Coupled Versus Stratified Flow of Water and Hydrocarbon During Flowback and Post-flowback Processes

Abstract

Abstract Pore-scale images and core-scale imbibition experiments suggest that hydrocarbon and water tend to flow through their own pore network, referred to as "stratified flow". The objective of this paper is to investigate the occurrence of these phenomena at reservoir scale by analyzing flowback and post-flowback production data. Understanding multiphase flow regimes is the first step for selecting proper relative permeability curves and developing representative multiphase rate-transient models. Another objective of this paper is to investigate the harmonic decline (HD) behavior of water-oil ratio (WOR) versus cumulative water production volume and how it could be employed to compare load recovery performance of different wells. We analyzed flowback and post-flowback production data of six multi-fractured horizontal oil wells completed in Eagleford Formation. The proposed data-driven methodology involves using multiphase diagnostic plots of rate-normalized pressure, rate decline, and WOR. We applied this methodology to i) investigate the relationship between water and hydrocarbon at early production time; ii) model WOR with respect to cumulative water production; and iii) evaluate how fracturing/completion design parameters affect well performance.
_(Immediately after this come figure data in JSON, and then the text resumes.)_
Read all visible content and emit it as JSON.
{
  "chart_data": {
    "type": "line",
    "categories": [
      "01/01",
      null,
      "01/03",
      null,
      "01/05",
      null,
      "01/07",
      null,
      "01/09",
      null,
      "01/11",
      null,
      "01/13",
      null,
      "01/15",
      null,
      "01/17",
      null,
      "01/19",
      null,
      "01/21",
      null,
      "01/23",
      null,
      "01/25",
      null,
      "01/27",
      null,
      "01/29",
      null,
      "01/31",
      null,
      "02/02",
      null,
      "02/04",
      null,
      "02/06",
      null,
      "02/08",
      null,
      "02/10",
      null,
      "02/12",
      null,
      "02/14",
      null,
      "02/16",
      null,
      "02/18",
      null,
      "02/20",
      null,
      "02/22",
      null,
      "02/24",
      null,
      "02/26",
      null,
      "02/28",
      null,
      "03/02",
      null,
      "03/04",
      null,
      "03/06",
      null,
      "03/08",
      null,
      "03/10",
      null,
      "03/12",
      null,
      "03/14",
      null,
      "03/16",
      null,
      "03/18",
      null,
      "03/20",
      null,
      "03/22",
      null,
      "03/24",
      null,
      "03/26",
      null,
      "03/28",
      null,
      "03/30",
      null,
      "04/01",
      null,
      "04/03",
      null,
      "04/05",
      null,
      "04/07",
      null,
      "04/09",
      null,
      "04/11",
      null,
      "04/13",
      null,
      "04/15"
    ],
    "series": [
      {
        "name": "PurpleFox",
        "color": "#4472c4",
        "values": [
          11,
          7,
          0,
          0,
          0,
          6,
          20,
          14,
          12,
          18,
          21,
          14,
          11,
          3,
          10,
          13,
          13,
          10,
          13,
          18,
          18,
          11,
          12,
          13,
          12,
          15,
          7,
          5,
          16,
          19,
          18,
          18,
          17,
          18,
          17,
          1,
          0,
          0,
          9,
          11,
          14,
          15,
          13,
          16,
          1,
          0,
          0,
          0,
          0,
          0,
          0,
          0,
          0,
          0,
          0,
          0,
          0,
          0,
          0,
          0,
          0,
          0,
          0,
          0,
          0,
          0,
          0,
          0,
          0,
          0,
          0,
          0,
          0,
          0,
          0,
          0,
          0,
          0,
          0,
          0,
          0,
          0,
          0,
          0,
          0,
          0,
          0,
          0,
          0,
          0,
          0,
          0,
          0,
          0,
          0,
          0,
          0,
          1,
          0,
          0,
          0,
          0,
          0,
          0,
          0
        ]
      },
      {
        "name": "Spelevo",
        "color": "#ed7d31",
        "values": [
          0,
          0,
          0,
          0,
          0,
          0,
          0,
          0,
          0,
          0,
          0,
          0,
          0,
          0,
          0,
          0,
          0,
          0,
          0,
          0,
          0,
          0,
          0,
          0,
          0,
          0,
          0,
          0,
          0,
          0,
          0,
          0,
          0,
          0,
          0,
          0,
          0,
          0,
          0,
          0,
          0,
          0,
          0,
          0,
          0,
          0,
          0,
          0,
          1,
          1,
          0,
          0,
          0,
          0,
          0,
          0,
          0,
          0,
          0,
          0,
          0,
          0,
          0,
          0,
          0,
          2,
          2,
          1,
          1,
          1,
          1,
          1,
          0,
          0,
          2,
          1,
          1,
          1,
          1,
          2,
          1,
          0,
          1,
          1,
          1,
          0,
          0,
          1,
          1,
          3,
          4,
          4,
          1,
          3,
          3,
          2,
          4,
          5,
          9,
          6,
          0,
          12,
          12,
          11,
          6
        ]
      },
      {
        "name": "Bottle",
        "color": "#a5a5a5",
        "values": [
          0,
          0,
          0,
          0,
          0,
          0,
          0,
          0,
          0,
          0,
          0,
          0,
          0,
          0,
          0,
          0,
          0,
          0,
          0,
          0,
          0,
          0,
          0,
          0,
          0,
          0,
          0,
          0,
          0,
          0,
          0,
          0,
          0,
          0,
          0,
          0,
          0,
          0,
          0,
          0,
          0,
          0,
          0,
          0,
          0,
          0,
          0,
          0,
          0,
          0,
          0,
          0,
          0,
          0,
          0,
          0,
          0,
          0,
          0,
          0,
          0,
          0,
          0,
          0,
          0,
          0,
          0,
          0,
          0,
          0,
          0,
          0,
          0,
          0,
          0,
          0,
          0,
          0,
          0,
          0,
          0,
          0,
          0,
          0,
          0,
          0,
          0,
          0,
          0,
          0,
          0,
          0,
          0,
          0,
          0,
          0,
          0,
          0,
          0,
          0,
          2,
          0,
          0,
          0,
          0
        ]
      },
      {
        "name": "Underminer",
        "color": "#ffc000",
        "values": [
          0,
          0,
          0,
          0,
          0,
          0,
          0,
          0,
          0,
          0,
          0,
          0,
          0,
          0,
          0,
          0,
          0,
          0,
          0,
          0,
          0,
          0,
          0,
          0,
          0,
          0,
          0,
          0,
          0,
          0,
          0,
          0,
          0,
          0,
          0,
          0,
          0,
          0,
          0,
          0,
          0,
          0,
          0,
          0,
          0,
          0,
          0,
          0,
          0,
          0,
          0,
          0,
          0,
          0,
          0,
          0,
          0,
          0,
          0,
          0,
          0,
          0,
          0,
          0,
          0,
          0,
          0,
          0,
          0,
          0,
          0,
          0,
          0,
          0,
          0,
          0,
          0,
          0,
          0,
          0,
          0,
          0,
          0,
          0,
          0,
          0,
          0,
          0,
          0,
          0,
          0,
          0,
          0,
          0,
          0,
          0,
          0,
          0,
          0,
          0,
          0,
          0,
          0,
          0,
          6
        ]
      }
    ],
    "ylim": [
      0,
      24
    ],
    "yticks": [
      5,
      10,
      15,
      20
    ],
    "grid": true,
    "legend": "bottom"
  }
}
The results show three key findings: i) During early production time, we observe independent flow regimes (stratified flow) of water and oil indicating their production under different drive mechanisms. Water is produced from an apparently closed tank comprising induced fractures and the surrounding stimulated matrix, and oil is produced independently at a significantly lower rate due to oil influx from matrix into fractures. ii) After jet-pump installation, we observe coupled flow of water and oil indicating their production under similar drive mechanisms provided by the pump. iii) Semi-log plot of WOR versus cumulative water production shows HD trend that is relatively less sensitive to operational changes compared to water rate-decline plots.